I sidestep-ed the issue

Jarred
Comment 4 Jarred Casselton 2016-09-21 22:22:09 UTC 
IPFire version:	IPFire 2.19 (i586) - core104
Pakfire version:	2.19.1
Kernel version:	Linux cache 3.14.79-ipfire-pae #1 SMP Tue Sep 13 23:26:41 GMT 2016 i686 GNU/Linux

updated core104 to new version (had old pre version before)
- problem still exists
- my workaround still works.

http://fireinfo.ipfire.org/profile/9f4ede783cec8fc79de312d67a34508ca0c29472
Comment 5 Peter Müller 2017-11-08 16:20:29 UTC 
Since I do not use VRT rules here, this never occured to me.

Can you confirm this is still up to date?

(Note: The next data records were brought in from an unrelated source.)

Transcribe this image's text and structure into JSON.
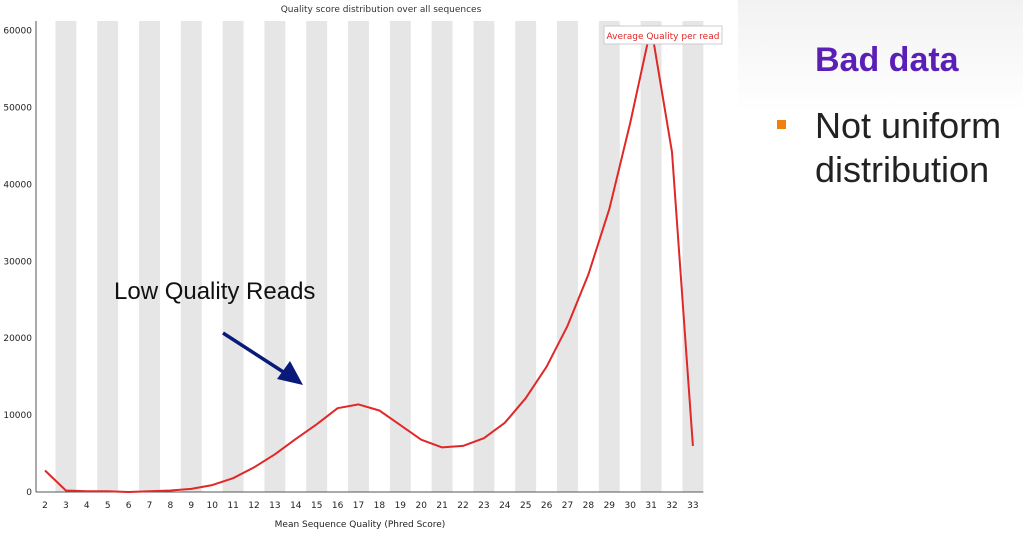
{
  "slide": {
    "heading": "Bad data",
    "heading_color": "#5b1fb8",
    "bullet": {
      "text": "Not uniform distribution",
      "marker_color": "#f08010"
    }
  },
  "annotation": {
    "text": "Low Quality Reads",
    "arrow_color": "#0a1a7a"
  },
  "colors": {
    "line": "#e02828",
    "band": "#e6e6e6",
    "axis": "#555555"
  },
  "chart_data": {
    "type": "line",
    "title": "Quality score distribution over all sequences",
    "xlabel": "Mean Sequence Quality (Phred Score)",
    "ylabel": "",
    "ylim": [
      0,
      61000
    ],
    "y_ticks": [
      0,
      10000,
      20000,
      30000,
      40000,
      50000,
      60000
    ],
    "x_ticks": [
      2,
      3,
      4,
      5,
      6,
      7,
      8,
      9,
      10,
      11,
      12,
      13,
      14,
      15,
      16,
      17,
      18,
      19,
      20,
      21,
      22,
      23,
      24,
      25,
      26,
      27,
      28,
      29,
      30,
      31,
      32,
      33
    ],
    "grid": "alternating vertical bands",
    "legend_position": "top-right",
    "series": [
      {
        "name": "Average Quality per read",
        "x": [
          2,
          3,
          4,
          5,
          6,
          7,
          8,
          9,
          10,
          11,
          12,
          13,
          14,
          15,
          16,
          17,
          18,
          19,
          20,
          21,
          22,
          23,
          24,
          25,
          26,
          27,
          28,
          29,
          30,
          31,
          32,
          33
        ],
        "values": [
          2800,
          200,
          100,
          100,
          0,
          100,
          200,
          400,
          900,
          1800,
          3200,
          4900,
          6900,
          8800,
          10900,
          11400,
          10600,
          8700,
          6800,
          5800,
          6000,
          7000,
          9000,
          12200,
          16300,
          21600,
          28300,
          36800,
          48000,
          60500,
          44200,
          6000
        ]
      }
    ]
  }
}
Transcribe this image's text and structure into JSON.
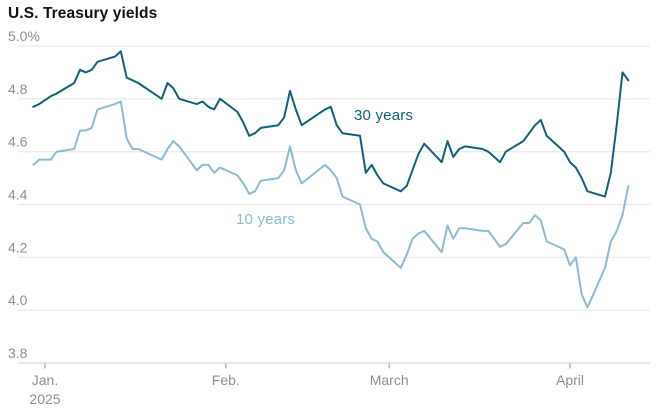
{
  "title": "U.S. Treasury yields",
  "chart_data": {
    "type": "line",
    "title": "U.S. Treasury yields",
    "grid": "horizontal",
    "legend": "inline-line-labels",
    "ylim": [
      3.8,
      5.0
    ],
    "y_ticks": {
      "labels": [
        "5.0%",
        "4.8",
        "4.6",
        "4.4",
        "4.2",
        "4.0",
        "3.8"
      ],
      "values": [
        5.0,
        4.8,
        4.6,
        4.4,
        4.2,
        4.0,
        3.8
      ]
    },
    "x_ticks": [
      {
        "label": "Jan.",
        "sublabel": "2025",
        "day_offset": 0
      },
      {
        "label": "Feb.",
        "day_offset": 31
      },
      {
        "label": "March",
        "day_offset": 59
      },
      {
        "label": "April",
        "day_offset": 90
      }
    ],
    "x": [
      "Dec. 30",
      "Dec. 31",
      "Jan. 2",
      "Jan. 3",
      "Jan. 6",
      "Jan. 7",
      "Jan. 8",
      "Jan. 9",
      "Jan. 10",
      "Jan. 13",
      "Jan. 14",
      "Jan. 15",
      "Jan. 16",
      "Jan. 17",
      "Jan. 21",
      "Jan. 22",
      "Jan. 23",
      "Jan. 24",
      "Jan. 27",
      "Jan. 28",
      "Jan. 29",
      "Jan. 30",
      "Jan. 31",
      "Feb. 3",
      "Feb. 4",
      "Feb. 5",
      "Feb. 6",
      "Feb. 7",
      "Feb. 10",
      "Feb. 11",
      "Feb. 12",
      "Feb. 13",
      "Feb. 14",
      "Feb. 18",
      "Feb. 19",
      "Feb. 20",
      "Feb. 21",
      "Feb. 24",
      "Feb. 25",
      "Feb. 26",
      "Feb. 27",
      "Feb. 28",
      "March 3",
      "March 4",
      "March 5",
      "March 6",
      "March 7",
      "March 10",
      "March 11",
      "March 12",
      "March 13",
      "March 14",
      "March 17",
      "March 18",
      "March 19",
      "March 20",
      "March 21",
      "March 24",
      "March 25",
      "March 26",
      "March 27",
      "March 28",
      "March 31",
      "April 1",
      "April 2",
      "April 3",
      "April 4",
      "April 7",
      "April 8",
      "April 9",
      "April 10",
      "April 11"
    ],
    "series": [
      {
        "name": "30 years",
        "color": "#0f6177",
        "values": [
          4.77,
          4.78,
          4.81,
          4.82,
          4.86,
          4.91,
          4.9,
          4.91,
          4.94,
          4.96,
          4.98,
          4.88,
          4.87,
          4.86,
          4.8,
          4.86,
          4.84,
          4.8,
          4.78,
          4.79,
          4.77,
          4.76,
          4.8,
          4.75,
          4.71,
          4.66,
          4.67,
          4.69,
          4.7,
          4.73,
          4.83,
          4.76,
          4.7,
          4.76,
          4.77,
          4.7,
          4.67,
          4.66,
          4.52,
          4.55,
          4.51,
          4.48,
          4.45,
          4.47,
          4.53,
          4.59,
          4.63,
          4.56,
          4.64,
          4.58,
          4.61,
          4.62,
          4.61,
          4.6,
          4.58,
          4.56,
          4.6,
          4.64,
          4.67,
          4.7,
          4.72,
          4.66,
          4.6,
          4.56,
          4.54,
          4.5,
          4.45,
          4.43,
          4.52,
          4.7,
          4.9,
          4.87
        ]
      },
      {
        "name": "10 years",
        "color": "#8bbad2",
        "values": [
          4.55,
          4.57,
          4.57,
          4.6,
          4.61,
          4.68,
          4.68,
          4.69,
          4.76,
          4.78,
          4.79,
          4.65,
          4.61,
          4.61,
          4.57,
          4.61,
          4.64,
          4.62,
          4.53,
          4.55,
          4.55,
          4.52,
          4.54,
          4.51,
          4.48,
          4.44,
          4.45,
          4.49,
          4.5,
          4.53,
          4.62,
          4.53,
          4.48,
          4.55,
          4.53,
          4.5,
          4.43,
          4.4,
          4.31,
          4.27,
          4.26,
          4.22,
          4.16,
          4.21,
          4.27,
          4.29,
          4.3,
          4.22,
          4.32,
          4.27,
          4.31,
          4.31,
          4.3,
          4.3,
          4.27,
          4.24,
          4.25,
          4.33,
          4.33,
          4.36,
          4.34,
          4.26,
          4.23,
          4.17,
          4.2,
          4.06,
          4.01,
          4.16,
          4.26,
          4.3,
          4.36,
          4.47
        ]
      }
    ]
  }
}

(Currently working on snort issues, see: https://wiki.ipfire.org/devel/telco/2017-11-06)
Comment 6 Jarred Casselton 2017-11-09 00:00:33 UTC 
I need to update our ipfire on Friday (tomorrow) and check / let you know at the same time.
The problem still existed when I setup our new x64 ipfire - I think it was core 103
Comment 7 Jarred Casselton 2017-11-13 04:47:03 UTC 
testing now, sorry about delay
Comment 8 Jarred Casselton 2017-11-13 06:38:44 UTC 
I have confirmed that the include lines are still absent 
and the VRT rules don't extract the rule files into /etc/snort/so_rules/ and /etc/snort/preproc_rules/
its worth noting however, the Preproc and SO rules paths are defined as vars, ready for use

on x86_64 core 116

Missing from snort.conf : 
include $PREPROC_RULE_PATH/sensitive-data.rules
include $PREPROC_RULE_PATH/preprocessor.rules
include $PREPROC_RULE_PATH/decoder.rules
Comment 9 Peter Müller 2017-11-30 21:42:09 UTC 
Okay, thanks. I will have a look at it soon, sounds easy to fix (but we'll never know... :-) ).
Comment 10 Peter Müller 2018-07-11 18:19:20 UTC 
The preproc files are not present when using the ET ruleset.
Comment 11 Stefan Schantl 2018-08-30 10:55:38 UTC 
IPFire is going to drop snort as IDS and replace it by suricata.

There are no preproc rules at all, so this bug can be closed.